Environment: Hadoop, HDFS, MapReduce, Yarn, Hive, Pig, Sqoop, Oozie, Flume, Zookeeper, Chef, Puppet, Ubuntu
Confidential, Germantown, MD
Hadoop Admin
Responsibilities:
- Developed and implemented platform architecture as per established standards.
- Supported integration of reference architectures and standards.
- Utilized Big Data technologies for producing technical designs, prepared architectures and blue prints for Big Data implementation.
- Assisted in designing, development and architecture of Hadoop clusters and HBase systems.
- Coordinated with technical teams for installation of Hadoop and third related applications on systems.
- Formulated procedures for planning and execution of system upgrades for all existing Hadoop clusters.
- Integrated Kerberos Security with Hadoop.
- Involved in Backup and Recovery Procedure and configuring Disaster Recovery Procedures
- Supported technical team members for automation, installation and configuration tasks.
- Provided technical assistance for configuration, administration and monitoring of Hadoop clusters.
- Evaluated and documented use cases and proof of concepts, participated in learning of tools in Big Data systems.
- Developed process frameworks and supported data migration on Hadoop systems.
- Worked on Data Lake architecture to collate all the enterprise data into single place for ease of correlation, data analysis to find operational and functional issues in the enterprise workflow as part of this project.

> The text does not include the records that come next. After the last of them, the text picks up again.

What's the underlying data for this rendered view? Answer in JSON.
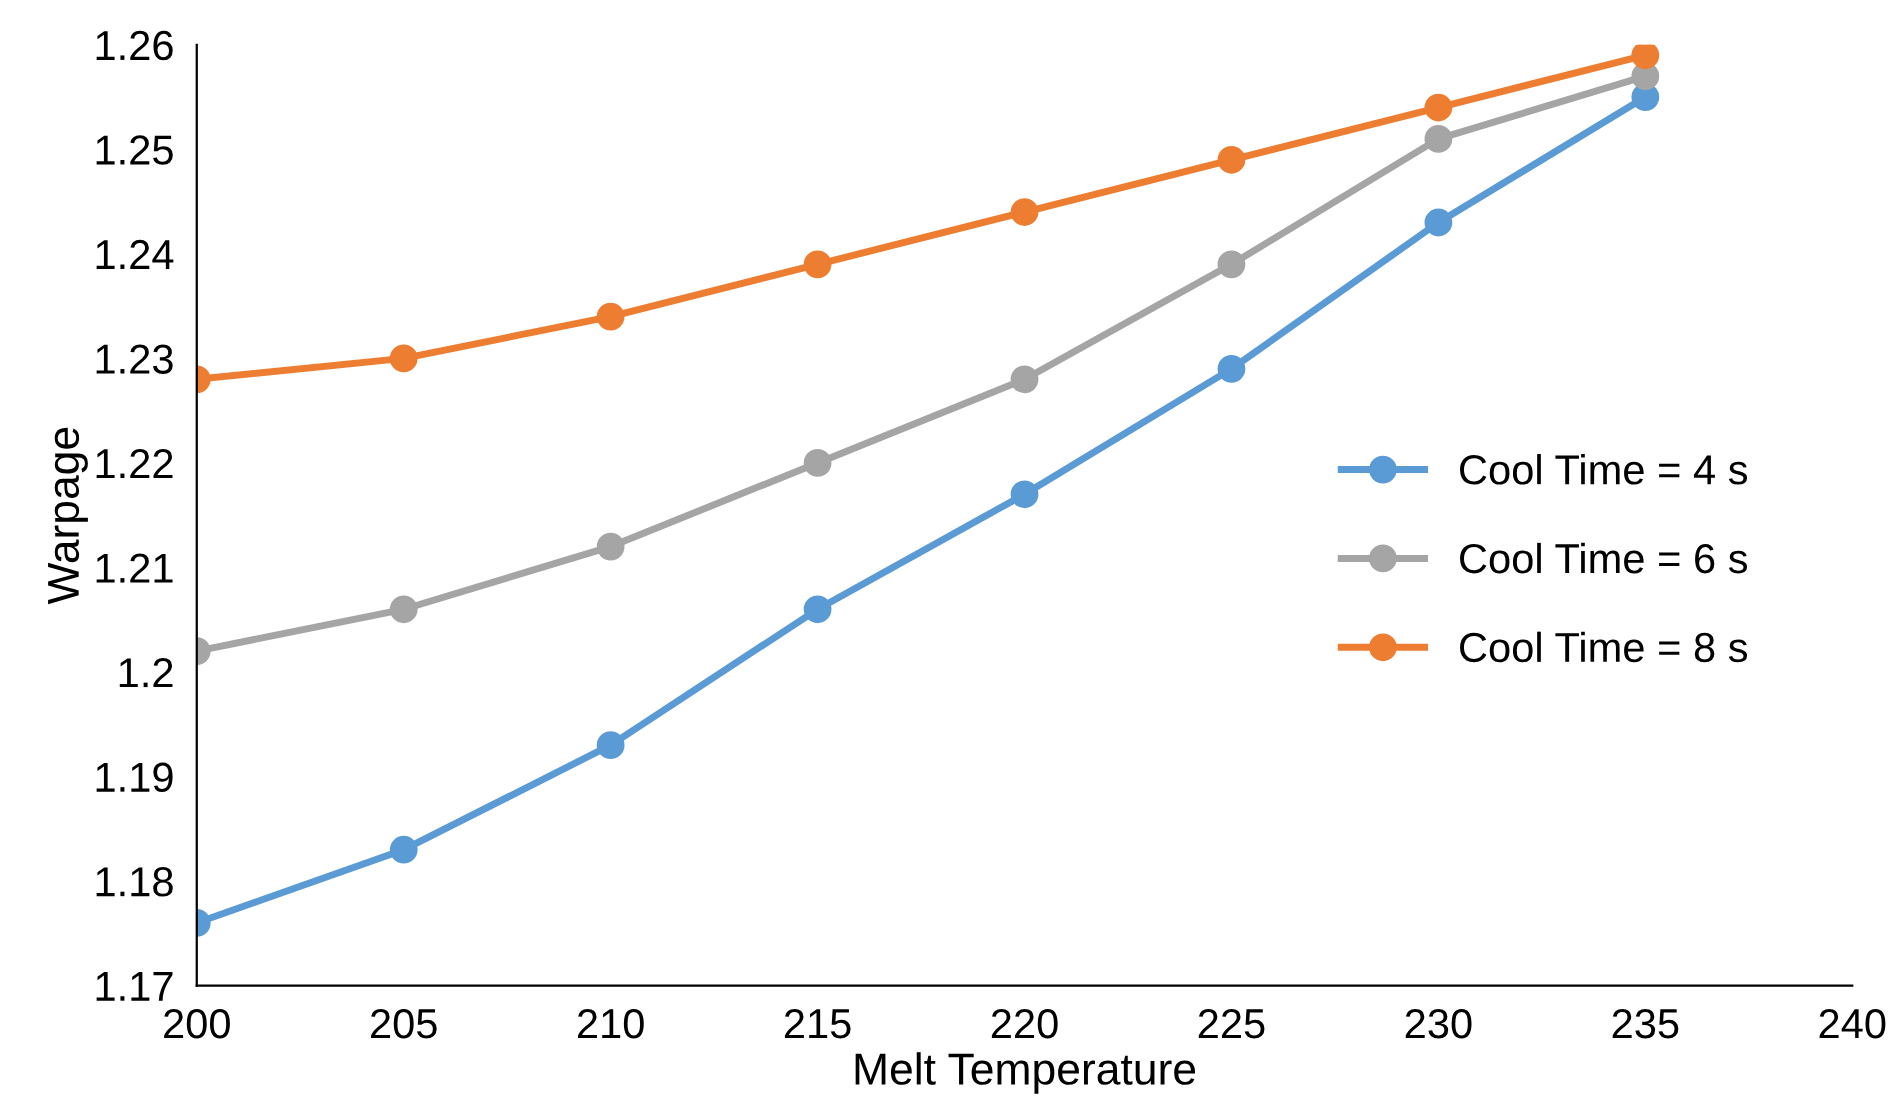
{
  "chart_data": {
    "type": "line",
    "xlabel": "Melt Temperature",
    "ylabel": "Warpage",
    "x": [
      200,
      205,
      210,
      215,
      220,
      225,
      230,
      235
    ],
    "series": [
      {
        "name": "Cool Time = 4 s",
        "color": "#5b9bd5",
        "values": [
          1.176,
          1.183,
          1.193,
          1.206,
          1.217,
          1.229,
          1.243,
          1.255
        ]
      },
      {
        "name": "Cool Time = 6 s",
        "color": "#a5a5a5",
        "values": [
          1.202,
          1.206,
          1.212,
          1.22,
          1.228,
          1.239,
          1.251,
          1.257
        ]
      },
      {
        "name": "Cool Time = 8 s",
        "color": "#ed7d31",
        "values": [
          1.228,
          1.23,
          1.234,
          1.239,
          1.244,
          1.249,
          1.254,
          1.259
        ]
      }
    ],
    "xlim": [
      200,
      240
    ],
    "xticks": [
      200,
      205,
      210,
      215,
      220,
      225,
      230,
      235,
      240
    ],
    "ylim": [
      1.17,
      1.26
    ],
    "yticks": [
      1.17,
      1.18,
      1.19,
      1.2,
      1.21,
      1.22,
      1.23,
      1.24,
      1.25,
      1.26
    ],
    "grid": false,
    "legend": "center right",
    "marker": "circle",
    "line_style": "solid"
  }
}
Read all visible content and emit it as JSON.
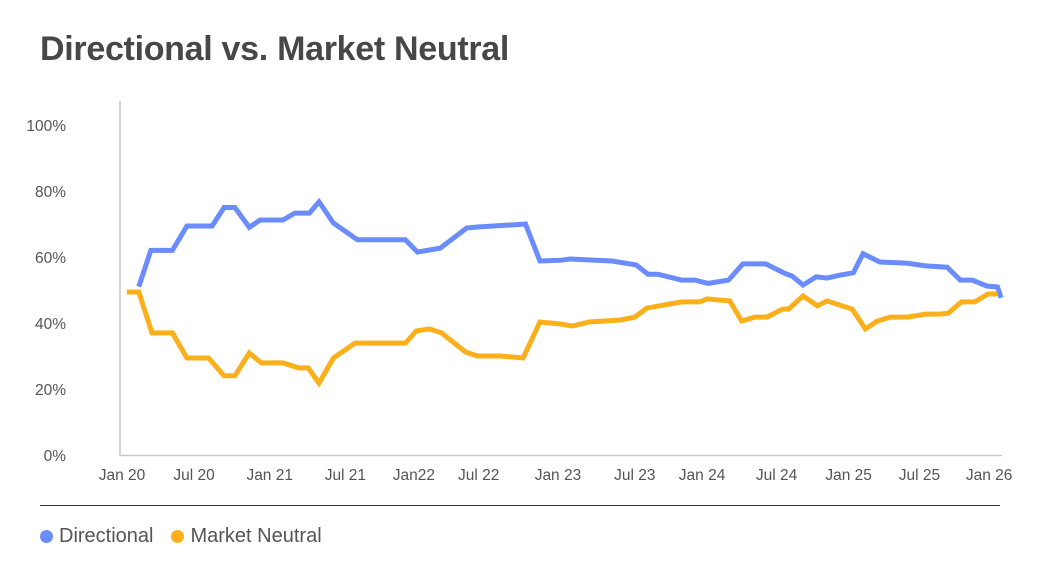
{
  "chart_data": {
    "type": "line",
    "title": "Directional vs. Market Neutral",
    "x_unit": "months since Jan 2020",
    "xlim": [
      -0.2,
      73.5
    ],
    "ylim": [
      0,
      100
    ],
    "grid": false,
    "legend_position": "bottom-left",
    "y_ticks": [
      "0%",
      "20%",
      "40%",
      "60%",
      "80%",
      "100%"
    ],
    "y_tick_values": [
      0,
      20,
      40,
      60,
      80,
      100
    ],
    "x_ticks": [
      "Jan 20",
      "Jul 20",
      "Jan 21",
      "Jul 21",
      "Jan22",
      "Jul 22",
      "Jan 23",
      "Jul 23",
      "Jan 24",
      "Jul 24",
      "Jan 25",
      "Jul 25",
      "Jan 26"
    ],
    "x_tick_values": [
      0,
      6,
      12.3,
      18.6,
      24.3,
      29.7,
      36.3,
      42.7,
      48.3,
      54.5,
      60.5,
      66.4,
      72.2
    ],
    "series": [
      {
        "name": "Directional",
        "color": "#6b8cfd",
        "points": [
          [
            1.4,
            51
          ],
          [
            2.4,
            62
          ],
          [
            4.2,
            62
          ],
          [
            5.4,
            69.4
          ],
          [
            7.5,
            69.4
          ],
          [
            8.5,
            75
          ],
          [
            9.4,
            75
          ],
          [
            10.6,
            69
          ],
          [
            11.5,
            71.2
          ],
          [
            13.4,
            71.2
          ],
          [
            14.4,
            73.3
          ],
          [
            15.6,
            73.3
          ],
          [
            16.4,
            76.7
          ],
          [
            17.6,
            70.3
          ],
          [
            19.6,
            65.2
          ],
          [
            23.6,
            65.2
          ],
          [
            24.6,
            61.5
          ],
          [
            26.5,
            62.7
          ],
          [
            28.7,
            68.8
          ],
          [
            29.6,
            69.1
          ],
          [
            33.6,
            70
          ],
          [
            34.8,
            58.8
          ],
          [
            36.5,
            59
          ],
          [
            37.3,
            59.4
          ],
          [
            40.8,
            58.8
          ],
          [
            42.8,
            57.6
          ],
          [
            43.8,
            54.8
          ],
          [
            44.6,
            54.8
          ],
          [
            46.6,
            53
          ],
          [
            47.7,
            53
          ],
          [
            48.8,
            52
          ],
          [
            50.5,
            53
          ],
          [
            51.7,
            57.9
          ],
          [
            53.6,
            57.9
          ],
          [
            55.2,
            55
          ],
          [
            55.8,
            54.2
          ],
          [
            56.7,
            51.5
          ],
          [
            57.8,
            54
          ],
          [
            58.7,
            53.6
          ],
          [
            59.8,
            54.5
          ],
          [
            60.9,
            55.2
          ],
          [
            61.7,
            61
          ],
          [
            63.1,
            58.5
          ],
          [
            65.4,
            58.1
          ],
          [
            66.9,
            57.3
          ],
          [
            68.7,
            56.9
          ],
          [
            69.8,
            53
          ],
          [
            70.8,
            53
          ],
          [
            72,
            51.2
          ],
          [
            72.9,
            50.9
          ],
          [
            73.2,
            47.6
          ]
        ]
      },
      {
        "name": "Market Neutral",
        "color": "#fbb01b",
        "points": [
          [
            0.4,
            49.4
          ],
          [
            1.4,
            49.4
          ],
          [
            2.5,
            37
          ],
          [
            4.2,
            37
          ],
          [
            5.4,
            29.4
          ],
          [
            7.2,
            29.4
          ],
          [
            8.5,
            24
          ],
          [
            9.4,
            24
          ],
          [
            10.6,
            30.9
          ],
          [
            11.6,
            27.9
          ],
          [
            13.4,
            27.9
          ],
          [
            14.7,
            26.4
          ],
          [
            15.5,
            26.4
          ],
          [
            16.4,
            21.8
          ],
          [
            17.6,
            29.4
          ],
          [
            19.4,
            33.9
          ],
          [
            23.6,
            33.9
          ],
          [
            24.5,
            37.6
          ],
          [
            25.6,
            38.2
          ],
          [
            26.6,
            37
          ],
          [
            28.6,
            31.2
          ],
          [
            29.6,
            30
          ],
          [
            31.5,
            30
          ],
          [
            33.4,
            29.4
          ],
          [
            34.8,
            40.3
          ],
          [
            36.5,
            39.7
          ],
          [
            37.5,
            39.1
          ],
          [
            38.9,
            40.3
          ],
          [
            41.5,
            40.9
          ],
          [
            42.7,
            41.8
          ],
          [
            43.7,
            44.5
          ],
          [
            46.6,
            46.4
          ],
          [
            48.1,
            46.4
          ],
          [
            48.7,
            47.3
          ],
          [
            50.6,
            46.7
          ],
          [
            51.6,
            40.6
          ],
          [
            52.7,
            41.8
          ],
          [
            53.7,
            41.8
          ],
          [
            55,
            44.2
          ],
          [
            55.5,
            44.2
          ],
          [
            56.7,
            48.2
          ],
          [
            57.9,
            45.2
          ],
          [
            58.7,
            46.7
          ],
          [
            60.8,
            44.2
          ],
          [
            61.9,
            38.2
          ],
          [
            62.9,
            40.6
          ],
          [
            64,
            41.8
          ],
          [
            65.4,
            41.8
          ],
          [
            66.9,
            42.7
          ],
          [
            68.1,
            42.7
          ],
          [
            68.8,
            43
          ],
          [
            69.9,
            46.4
          ],
          [
            71,
            46.4
          ],
          [
            72.1,
            48.8
          ],
          [
            72.9,
            48.8
          ]
        ]
      }
    ]
  }
}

- Designed ETL flows to get data from various sources, transform for further processing and load in Hadoop/HDFS for easy access and analysis by various tools.
- Developed multiple Proof-Of-Concepts to justify viability of the ETL solution including performance and compliance to non-functional requirements.
- Conduct Hadoop training workshops for the development teams as well as directors and management team to increase awareness.
- Prepare presentations of solutions to BigData/Hadoop business cases and present the same to company directors to get go-ahead on implementation.
- Collaborate with Hortonworks team for technical consultation on business problems and validate the architecture/design proposed.
- Designed end to end ETL flow for one of the feed having millions of records inflow daily. Used apache tools/frameworks Hive, Pig, Sqoop & HBase for the entire ETL workflow.
- Setup Hadoop cluster, build Hadoop expertise across development, production support and testing teams, enable production support functions, optimize Hadoop cluster performance in isolation as well as in context of the production workloads/jobs.
- Designed the Data Model to be used for correlation in Hadoop/Hortonworks.
- Designed Data flow and transformation functions for cleansing call records generated on various networks as well as reference data.
- Supported technical team members in management and review of Hadoop log files and data backups.
- Designed and proposed end-to-end data pipeline using falcon and Oozie by doing POCs.
- Use NAGIOS to configure cluster/server level alerts and notifications in case of a failure or glitch in the service.
Environment: Hadoop, MapReduce, Hive, HDFS, PIG, Sqoop, Oozie, Cloudera, Flume, HBase, spark,impala,ZooKeeper, Nagios, Micro service, Hortonworks HDP 2.0/2.1, Micro Service, MongoDB, Cassandra, Kafka,Oracle, NoSQL and Unix/Linux.